Sono quindi tre le parole che, da una prima lettura di questo Messaggio (altre seguiranno, si tratta infatti di un testo denso che merita ulteriori approfondimenti), emergono prepotentemente: incontro, esperienza e responsabilità.

Incontro vuol dire prossimità, presenza, accoglienza. Accoglienza innanzitutto della realtà dell’altro. Questo è anche il significato della seconda parola “esperienza”, che vuol dire, per citare un’espressione cara, che “la realtà supera l’idea”. Si dice “fare un’esperienza” ma è anche vero il contrario, è l’esperienza che “fa” l’uomo. Un uomo “di esperienza” è un uomo che va e vede e quindi può raccontare. Andare a vedere vuol dire anche lasciarsi vedere, accettare di “essere visto” (è quello che accade all’apostolo Natanaele nello stesso episodio dei primi due discepoli che incontrano Gesù). È un lavoro rischioso fare il comunicatore con questo stile imperniato sull’esperienza diretta, si deve essere pronti a mettersi in gioco e a nudo. Se si vuole incontrare gli altri “dove e come sono”, questo vale anche per se stessi: così come siamo, con tutte le nostre luci, ombre, talenti e fragilità. Incontrare e vivere l’esperienza vuol dire diventare responsabili. L’impatto con la realtà ci trasforma e nasce inevitabilmente la spinta a dare testimonianza di quanto abbiamo visto e ci ha “toccato”. Se incrocio lo sguardo di un altro essere umano ne divento, volente o nolente, responsabile, me ne assumo il “carico”. Il Papa lo dice chiaramente: «Tutti siamo responsabili della comunicazione che facciamo, delle informazioni che diamo, del controllo che insieme possiamo esercitare sulle notizie false, smascherandole. Tutti siamo chiamati a essere testimoni della verità: ad andare, vedere e condividere».

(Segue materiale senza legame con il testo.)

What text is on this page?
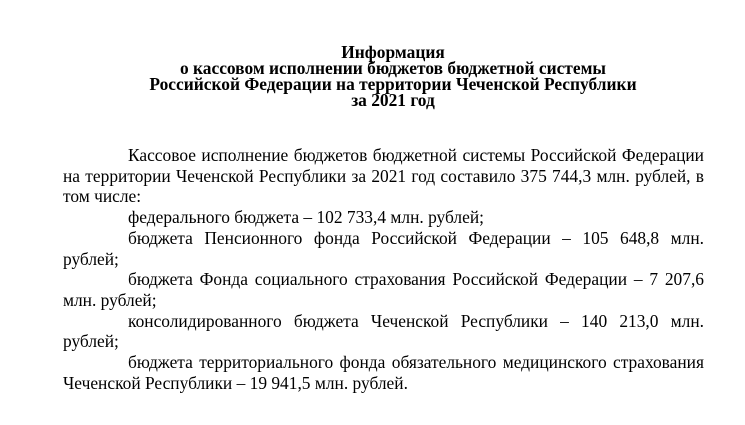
Информация
о кассовом исполнении бюджетов бюджетной системы
Российской Федерации на территории Чеченской Республики
за 2021 год
Кассовое исполнение бюджетов бюджетной системы Российской Федерации на территории Чеченской Республики за 2021 год составило 375 744,3 млн. рублей, в том числе:
федерального бюджета – 102 733,4 млн. рублей;
бюджета Пенсионного фонда Российской Федерации – 105 648,8 млн. рублей;
бюджета Фонда социального страхования Российской Федерации – 7 207,6 млн. рублей;
консолидированного бюджета Чеченской Республики – 140 213,0 млн. рублей;
бюджета территориального фонда обязательного медицинского страхования Чеченской Республики – 19 941,5 млн. рублей.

Il tema della responsabilità della e nella comunicazione è molto caro a questo giornale (che il 30 novembre del 2019 ha organizzato una tavola rotonda proprio su questo argomento); è un tema grande, complesso e per metterlo a fuoco è necessario tornare, alla luce del testo del Messaggio del Papa, sul primo punto, quello dell’incontro, sapendo che quando un incontro (vero) avviene, accade qualcosa di più del semplice avvicinamento tra esseri umani. Quando due persone si incontrano “veramente” non ci sono solo loro due ma c’è un’apertura a qualcos’altro, a qualcun altro. Nell’incontro si dà vita ad una esperienza che, se è tale, finisce per trasformare i protagonisti di quel momento e spingerli ad altre esperienze simili. L’incontro è “contagioso”, genera testimoni, comunicatori, rilancia la ricerca instancabile dell’uomo.

Il Vangelo di Giovanni si apre con la domanda di Gesù ai due discepoli: «Cosa cercate?» e si chiude con un’altra domanda, molto simile, che Gesù rivolge a Maria di Magdala: «Chi cerchi?» (Gv 20, 15). In questo quasi impercettibile slittamento dal cosa al chi c’è tutto il senso della vita per un cristiano e di tutti cercatori e comunicatori, onesti, della verità.